Nhandereko, o Turismo de Base Comunitária do Fórum de Comunidades Tradicionais
A Rede de Turismo de Base Comunitária avança e se consolida cada vez mais no território como uma ferramenta de luta dos povos e comunidades tradicionais de Angra dos Reis, Paraty e Ubatuba
Poder contar sua verdadeira história e realidade, criar redes, fortalecer, gerar renda, empoderar e promover cada vez mais um novo olhar para o turismo de uma das regiões mais bonitas do Brasil. Mostrar que além das paisagens exuberantes, há comunidades tradicionais, saberes ancestrais, povo lutando em busca de garantir seus direitos ao território, cultura, educação e, sobretudo, pelo direito de continuar seus modos de vidas em cada local. É nesse contexto que nasce, a Nhandereko, nome da rede de Turismo de Base Comunitária do Fórum de Comunidades Tradicionais (FCT) Angra dos Reis, Paraty e Ubatuba.

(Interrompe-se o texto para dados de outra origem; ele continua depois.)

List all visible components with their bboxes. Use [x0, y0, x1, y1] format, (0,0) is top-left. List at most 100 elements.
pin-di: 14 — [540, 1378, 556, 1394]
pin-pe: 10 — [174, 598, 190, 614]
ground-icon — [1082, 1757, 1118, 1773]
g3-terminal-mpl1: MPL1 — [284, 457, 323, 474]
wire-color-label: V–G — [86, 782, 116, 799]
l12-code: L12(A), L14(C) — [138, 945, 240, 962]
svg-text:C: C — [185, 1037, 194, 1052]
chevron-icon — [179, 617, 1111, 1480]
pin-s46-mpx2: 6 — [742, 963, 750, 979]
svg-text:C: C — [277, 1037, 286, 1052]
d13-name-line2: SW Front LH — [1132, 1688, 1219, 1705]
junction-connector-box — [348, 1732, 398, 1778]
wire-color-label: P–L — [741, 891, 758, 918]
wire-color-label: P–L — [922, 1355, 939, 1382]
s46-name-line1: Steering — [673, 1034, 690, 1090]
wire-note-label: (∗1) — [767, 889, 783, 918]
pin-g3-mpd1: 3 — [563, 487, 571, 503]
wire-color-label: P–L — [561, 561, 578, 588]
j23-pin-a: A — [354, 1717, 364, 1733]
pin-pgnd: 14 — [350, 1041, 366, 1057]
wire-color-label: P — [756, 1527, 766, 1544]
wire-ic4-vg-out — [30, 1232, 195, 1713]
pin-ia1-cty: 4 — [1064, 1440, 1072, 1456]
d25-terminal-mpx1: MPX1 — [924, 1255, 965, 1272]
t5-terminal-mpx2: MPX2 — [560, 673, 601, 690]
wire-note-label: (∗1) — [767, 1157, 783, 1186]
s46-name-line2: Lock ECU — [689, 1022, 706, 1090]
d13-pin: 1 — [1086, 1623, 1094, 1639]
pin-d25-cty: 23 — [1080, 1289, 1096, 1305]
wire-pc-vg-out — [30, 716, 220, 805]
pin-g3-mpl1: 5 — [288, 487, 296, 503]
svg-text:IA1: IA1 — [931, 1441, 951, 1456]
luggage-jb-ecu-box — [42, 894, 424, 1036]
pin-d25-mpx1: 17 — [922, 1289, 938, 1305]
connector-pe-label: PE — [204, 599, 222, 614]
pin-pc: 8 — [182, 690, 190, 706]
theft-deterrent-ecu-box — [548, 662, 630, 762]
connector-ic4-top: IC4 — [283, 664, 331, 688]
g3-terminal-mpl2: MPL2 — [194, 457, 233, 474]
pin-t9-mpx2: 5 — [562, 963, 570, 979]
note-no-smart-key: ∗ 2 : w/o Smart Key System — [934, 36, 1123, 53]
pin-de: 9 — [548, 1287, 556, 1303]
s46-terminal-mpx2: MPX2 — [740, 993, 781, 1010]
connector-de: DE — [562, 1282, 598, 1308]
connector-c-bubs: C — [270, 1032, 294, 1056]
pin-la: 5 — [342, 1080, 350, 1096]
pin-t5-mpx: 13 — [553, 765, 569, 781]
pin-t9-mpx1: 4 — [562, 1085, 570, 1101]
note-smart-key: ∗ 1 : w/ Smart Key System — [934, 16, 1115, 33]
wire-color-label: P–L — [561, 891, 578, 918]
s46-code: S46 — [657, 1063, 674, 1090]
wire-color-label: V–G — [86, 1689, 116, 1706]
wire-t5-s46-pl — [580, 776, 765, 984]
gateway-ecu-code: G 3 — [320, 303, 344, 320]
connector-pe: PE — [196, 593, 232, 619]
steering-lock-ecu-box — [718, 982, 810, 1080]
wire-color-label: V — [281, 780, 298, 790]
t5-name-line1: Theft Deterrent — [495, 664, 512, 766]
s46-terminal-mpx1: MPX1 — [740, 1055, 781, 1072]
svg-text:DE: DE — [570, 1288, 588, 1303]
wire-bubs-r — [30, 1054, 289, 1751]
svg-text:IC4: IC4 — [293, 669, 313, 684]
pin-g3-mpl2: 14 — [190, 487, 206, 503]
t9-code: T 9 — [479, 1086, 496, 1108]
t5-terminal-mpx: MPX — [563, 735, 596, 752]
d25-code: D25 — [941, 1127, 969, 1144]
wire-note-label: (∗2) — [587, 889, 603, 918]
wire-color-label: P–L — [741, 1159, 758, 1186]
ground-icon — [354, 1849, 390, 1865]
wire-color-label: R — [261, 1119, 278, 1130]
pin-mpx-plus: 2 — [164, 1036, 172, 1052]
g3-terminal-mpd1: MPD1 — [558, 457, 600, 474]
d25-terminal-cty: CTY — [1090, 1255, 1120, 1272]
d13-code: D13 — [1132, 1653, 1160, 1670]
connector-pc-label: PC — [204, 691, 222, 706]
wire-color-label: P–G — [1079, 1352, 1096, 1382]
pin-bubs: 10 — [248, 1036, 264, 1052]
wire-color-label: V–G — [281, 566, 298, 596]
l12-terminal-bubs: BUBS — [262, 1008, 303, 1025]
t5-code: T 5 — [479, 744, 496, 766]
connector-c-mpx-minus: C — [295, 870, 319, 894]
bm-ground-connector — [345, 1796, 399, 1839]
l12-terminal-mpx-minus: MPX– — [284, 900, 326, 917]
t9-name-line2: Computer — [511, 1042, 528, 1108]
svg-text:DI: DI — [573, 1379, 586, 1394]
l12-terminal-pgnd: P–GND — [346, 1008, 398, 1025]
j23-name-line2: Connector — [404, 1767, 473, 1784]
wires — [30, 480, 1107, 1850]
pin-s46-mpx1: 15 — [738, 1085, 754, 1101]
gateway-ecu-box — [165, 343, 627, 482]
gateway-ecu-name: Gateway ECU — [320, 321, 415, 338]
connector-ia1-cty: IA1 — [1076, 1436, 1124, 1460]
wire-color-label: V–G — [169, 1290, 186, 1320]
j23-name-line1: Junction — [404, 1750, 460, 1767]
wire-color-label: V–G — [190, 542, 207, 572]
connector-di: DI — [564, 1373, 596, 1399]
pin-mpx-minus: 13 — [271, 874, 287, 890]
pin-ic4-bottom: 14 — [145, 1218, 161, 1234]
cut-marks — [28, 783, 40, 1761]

A Rede de comunidades envolvidas com o TBC é antiga, as primeiras iniciativas são de 2003. A partir de 2016 por meio da realização das “Partilhas em Turismo de Base Comunitária”, diversas ações foram colocadas em andamento nas comunidades articuladas pelo Fórum de Comunidades Tradicionais – FCT, que passaram a se encontrar e partilhar suas vivências dentro do turismo. Inicialmente com apoio da Fiocruz através do Observatório dos Territórios Sustentáveis e Saudáveis da Bocaina (OTSS), 17 comunidades dos três municípios passaram a se articular com mais frequência.
“O TBC é uma possibilidade de resistência no território, faz com que a comunidade possa se olhar”, pontua Maria Guadalupe da comunidade caiçara de Trindade (RJ). A iniciativa, reúne diversas comunidades, empreendimentos coletivos, individuais e familiares e consolida de maneira intensa no território um turismo protagonizado pelos comunitários da região como uma ferramenta de luta em defesa de seus direitos.
Em 2017, a ideia de criar uma central de comercialização de produtos e serviços em turismo de base comunitária da Rede, como estratégia para ampliar sua capacidade comercial e de comunicação, conquistou um prêmio do DESAFIO BIG. O apoio permitiu continuar o processo de discussão e aprofundamento dos conceitos, estabelecer acordos e princípios para o funcionamento da Rede, bem como construir uma proposta coletiva de modelo de negócios para Central. Também faz parte dos objetivos do projeto: criar um site contendo portfólio online, dos produtos e serviços oferecidos por três comunidades (Trindade, São Gonçalo e Campinho) e realizar roteiros teste em parceria com agências de turismo.
A partir dos resultados do processo, foi possível também, mobilizar o apoio da Prefeitura Municipal de Paraty e da APA Cairuçu para as oficinas de formação.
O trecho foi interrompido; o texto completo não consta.